End of RedneckDude's quote

   ditto.....  April '04 to be precise....

Reply #15 Top

AOL, in 1983 after getting my first Apple IIe (2 5.25 floppy disc units - 2!).  The nut on that job was north of $2k, a boatload of money (even now), and the entire computer I'm using to post this is half the size of the floppy box alone, not to mention a third of the price.  Crazy.

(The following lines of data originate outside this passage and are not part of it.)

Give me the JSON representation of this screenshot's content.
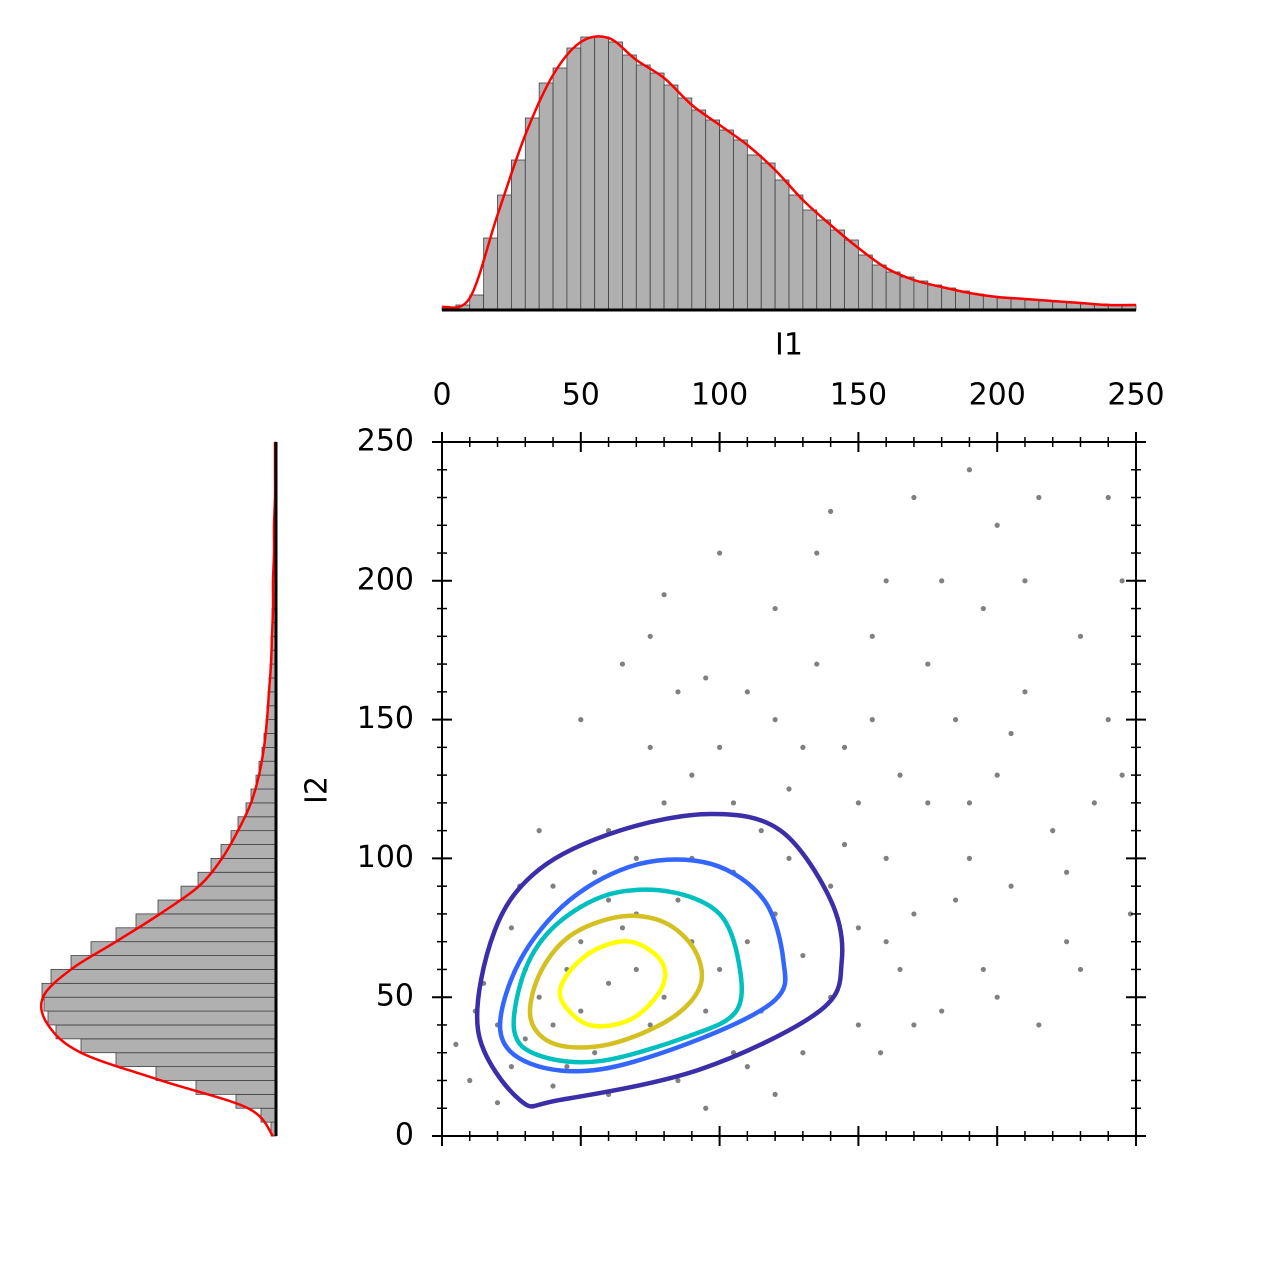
{
  "chart_data": [
    {
      "type": "scatter",
      "x_label": "I1",
      "y_label": "I2",
      "xlim": [
        0,
        250
      ],
      "ylim": [
        0,
        250
      ],
      "xticks": [
        0,
        50,
        100,
        150,
        200,
        250
      ],
      "yticks": [
        0,
        50,
        100,
        150,
        200,
        250
      ],
      "xticks_minor": [
        0,
        10,
        20,
        30,
        40,
        50,
        60,
        70,
        80,
        90,
        100,
        110,
        120,
        130,
        140,
        150,
        160,
        170,
        180,
        190,
        200,
        210,
        220,
        230,
        240,
        250
      ],
      "yticks_minor": [
        0,
        10,
        20,
        30,
        40,
        50,
        60,
        70,
        80,
        90,
        100,
        110,
        120,
        130,
        140,
        150,
        160,
        170,
        180,
        190,
        200,
        210,
        220,
        230,
        240,
        250
      ],
      "color": "#808080",
      "x": [
        60,
        50,
        70,
        80,
        40,
        90,
        55,
        65,
        100,
        75,
        45,
        85,
        110,
        35,
        95,
        120,
        60,
        30,
        105,
        130,
        70,
        50,
        140,
        115,
        25,
        80,
        150,
        90,
        125,
        160,
        20,
        100,
        145,
        170,
        60,
        40,
        110,
        135,
        175,
        185,
        165,
        155,
        190,
        200,
        120,
        95,
        75,
        210,
        180,
        220,
        230,
        200,
        240,
        215,
        245,
        170,
        135,
        225,
        195,
        180,
        150,
        130,
        110,
        85,
        60,
        40,
        20,
        10,
        15,
        25,
        35,
        50,
        65,
        80,
        100,
        140,
        160,
        205,
        235,
        248,
        240,
        190,
        160,
        150,
        125,
        140,
        105,
        115,
        90,
        70,
        55,
        45,
        30,
        200,
        215,
        230,
        175,
        195,
        155,
        120,
        85,
        105,
        165,
        185,
        130,
        145,
        210,
        245,
        225,
        205,
        190,
        170,
        158,
        120,
        95,
        5,
        12,
        28,
        75
      ],
      "y": [
        55,
        45,
        60,
        50,
        40,
        70,
        30,
        75,
        60,
        40,
        60,
        85,
        70,
        50,
        45,
        80,
        85,
        35,
        95,
        65,
        100,
        70,
        90,
        110,
        25,
        120,
        75,
        130,
        125,
        100,
        40,
        140,
        140,
        80,
        110,
        90,
        160,
        170,
        120,
        150,
        60,
        180,
        100,
        130,
        190,
        165,
        140,
        160,
        200,
        110,
        180,
        220,
        150,
        230,
        200,
        230,
        210,
        70,
        60,
        45,
        40,
        30,
        25,
        20,
        15,
        18,
        12,
        20,
        55,
        75,
        110,
        150,
        170,
        195,
        210,
        225,
        200,
        90,
        120,
        80,
        230,
        240,
        70,
        120,
        100,
        50,
        30,
        45,
        100,
        80,
        95,
        25,
        60,
        50,
        40,
        60,
        170,
        190,
        150,
        150,
        160,
        120,
        130,
        85,
        140,
        105,
        200,
        130,
        95,
        145,
        120,
        40,
        30,
        15,
        10,
        33,
        45,
        90,
        180
      ],
      "contours": [
        {
          "color": "#3a2fa8",
          "x": [
            13,
            28,
            42.5,
            93,
            136,
            144,
            140,
            122,
            97,
            64,
            35,
            19
          ],
          "y": [
            38,
            13,
            13,
            24,
            45,
            63,
            85,
            110,
            116,
            110,
            96,
            74
          ]
        },
        {
          "color": "#3366ff",
          "x": [
            21,
            32,
            57,
            93,
            120,
            123,
            116,
            97,
            71,
            46,
            28
          ],
          "y": [
            38,
            26,
            24,
            35,
            49,
            63,
            85,
            98,
            98,
            85,
            63
          ]
        },
        {
          "color": "#00bfbf",
          "x": [
            26,
            35,
            57,
            89,
            106,
            107,
            100,
            82,
            60,
            41,
            30
          ],
          "y": [
            38,
            29,
            27,
            36,
            45,
            62,
            80,
            88,
            87,
            76,
            60
          ]
        },
        {
          "color": "#d4c020",
          "x": [
            32,
            41,
            60,
            82,
            93,
            91,
            80,
            64,
            46,
            35
          ],
          "y": [
            42,
            33,
            33,
            42,
            54,
            67,
            77,
            79,
            72,
            58
          ]
        },
        {
          "color": "#ffff00",
          "x": [
            43,
            53,
            68,
            79,
            79,
            68,
            55,
            45
          ],
          "y": [
            49,
            40,
            42,
            53,
            63,
            70,
            67,
            58
          ]
        }
      ]
    },
    {
      "type": "histogram",
      "orientation": "vertical",
      "xlim": [
        0,
        250
      ],
      "ylim": [
        0,
        280
      ],
      "color": "#b0b0b0",
      "edgecolor": "#404040",
      "bins": [
        0,
        5,
        10,
        15,
        20,
        25,
        30,
        35,
        40,
        45,
        50,
        55,
        60,
        65,
        70,
        75,
        80,
        85,
        90,
        95,
        100,
        105,
        110,
        115,
        120,
        125,
        130,
        135,
        140,
        145,
        150,
        155,
        160,
        165,
        170,
        175,
        180,
        185,
        190,
        195,
        200,
        205,
        210,
        215,
        220,
        225,
        230,
        235,
        240,
        245,
        250
      ],
      "values": [
        2,
        5,
        15,
        72,
        115,
        150,
        192,
        227,
        242,
        262,
        273,
        273,
        268,
        255,
        245,
        237,
        225,
        212,
        200,
        190,
        180,
        170,
        155,
        147,
        130,
        115,
        100,
        90,
        80,
        70,
        55,
        45,
        38,
        33,
        29,
        25,
        22,
        19,
        16,
        14,
        12,
        11,
        10,
        9,
        8,
        7,
        6,
        6,
        5,
        5
      ],
      "kde": {
        "color": "#ff0000",
        "x": [
          0,
          10,
          20,
          30,
          40,
          50,
          60,
          70,
          80,
          90,
          100,
          110,
          120,
          130,
          140,
          150,
          160,
          170,
          180,
          190,
          200,
          210,
          220,
          230,
          240,
          250
        ],
        "values": [
          3,
          12,
          95,
          175,
          235,
          268,
          272,
          250,
          232,
          205,
          185,
          165,
          140,
          110,
          85,
          62,
          42,
          30,
          23,
          17,
          13,
          11,
          9,
          7,
          5,
          5
        ]
      }
    },
    {
      "type": "histogram",
      "orientation": "horizontal",
      "xlim": [
        0,
        240
      ],
      "ylim": [
        0,
        250
      ],
      "color": "#b0b0b0",
      "edgecolor": "#404040",
      "bins": [
        0,
        5,
        10,
        15,
        20,
        25,
        30,
        35,
        40,
        45,
        50,
        55,
        60,
        65,
        70,
        75,
        80,
        85,
        90,
        95,
        100,
        105,
        110,
        115,
        120,
        125,
        130,
        135,
        140,
        145,
        150,
        155,
        160,
        165,
        170,
        175,
        180,
        185,
        190,
        195,
        200,
        205,
        210,
        215,
        220,
        225,
        230,
        235,
        240,
        245,
        250
      ],
      "values": [
        5,
        15,
        40,
        80,
        120,
        160,
        195,
        220,
        228,
        232,
        234,
        225,
        205,
        185,
        160,
        140,
        118,
        95,
        78,
        65,
        55,
        45,
        38,
        30,
        25,
        20,
        17,
        14,
        12,
        10,
        9,
        8,
        7,
        6,
        5,
        5,
        4,
        4,
        3,
        3,
        3,
        2,
        2,
        2,
        2,
        1,
        1,
        1,
        1,
        1
      ],
      "kde": {
        "color": "#ff0000",
        "x": [
          0,
          10,
          20,
          30,
          40,
          50,
          60,
          70,
          80,
          90,
          100,
          110,
          120,
          130,
          140,
          150,
          160,
          170,
          180,
          190,
          200,
          210,
          220,
          230,
          240,
          250
        ],
        "values": [
          3,
          28,
          115,
          195,
          228,
          233,
          205,
          160,
          116,
          77,
          54,
          38,
          25,
          17,
          12,
          9,
          7,
          5,
          4,
          3,
          3,
          2,
          2,
          1,
          1,
          1
        ]
      }
    }
  ]
}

Didn't really participate in any online communities until WC in 2001 & JU in 2004.

Reply #16 Top

 Battle.net on my 166mz with dialup. In like 99 when I was 10. Starcraft for the win.

Reply #17 Top

Several years back, learning that you'd started in BBS-land made lots of aspects of Stardock fora 'click' for me. The bandwidth back then was, um, laughable in comparison and the world appeared monochrome, but it was somehow more exciting and. And it was easier, at least for me, to find spaces where the moderators were active and focused on free but civil discussion.

  • Local BBSs around starting around '83, some FIDONET in there, stayed engaged with a particular one for many years
  • Mid '80s, saw a mainframe data center workmate meet, court, and marry via IRC--couple lived in North Florida and southern Ontario
  • We bit of IRC early '90s, including ~a year puttering at MIT's MediaMOO
  • Hiatus, then off and on here since 2004
  • Brief, disgusting flirtation with Fartbook in 2014
  • Token use of Twatter and Lurkedin over past few years
Reply #18 Top

I'm going to go with GameFAQs in the '90s.

From there it was a variety of gaming forums. Some of those were created and managed by me and a couple of friends. Then on to Reddit!